Compactness in Constructive Mathematics via Affine Logic

TL;DR

This paper explores a new notion of compactness within affine logic, extending constructive mathematics, and proves fundamental theorems like Heine-Borel for cuts, verified with an interactive theorem prover.

Contribution

It introduces a novel concept of compactness in affine logic and establishes key theorems, bridging to intuitionistic logic and formal verification.

Findings

Proved the extreme value theorem and Heine-Borel theorem for cuts in affine logic.

Derived the Heine-Borel theorem for one-sided reals via translation to intuitionistic logic.

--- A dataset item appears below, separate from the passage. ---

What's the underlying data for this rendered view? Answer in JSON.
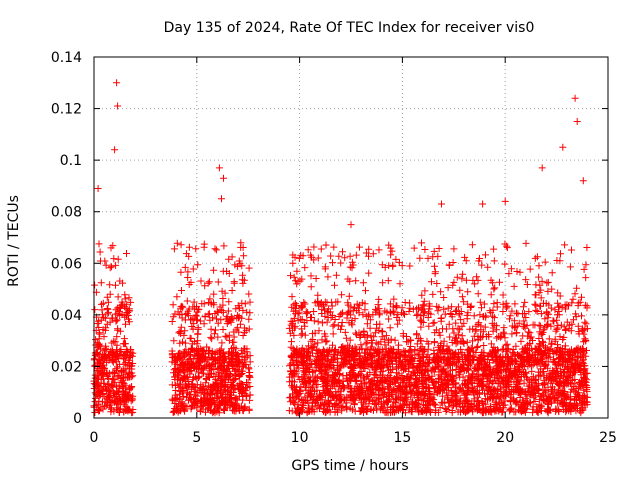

Verified proofs using an interactive theorem prover, with code available online.

Abstract

We study topology, particularly compactness, as an extension of Shulman's work on constructive mathematics via affine logic, while allowing propositional impredicativity. We introduce a notion of compactness in affine logic and prove the fundamental properties of compactness, including the extreme value theorem and the Heine-Borel theorem for 'cuts', which are a version of Dedekind cuts in affine logic. Moreover, from the antithesis translation of the Heine-Borel theorem for cuts to intuitionistic logic, we derive the Heine-Borel theorem for one-sided reals intuitionistically, and have verified the proof with an interactive theorem prover. The code is available at https://github.com/hziwara/CutsHeineBorel.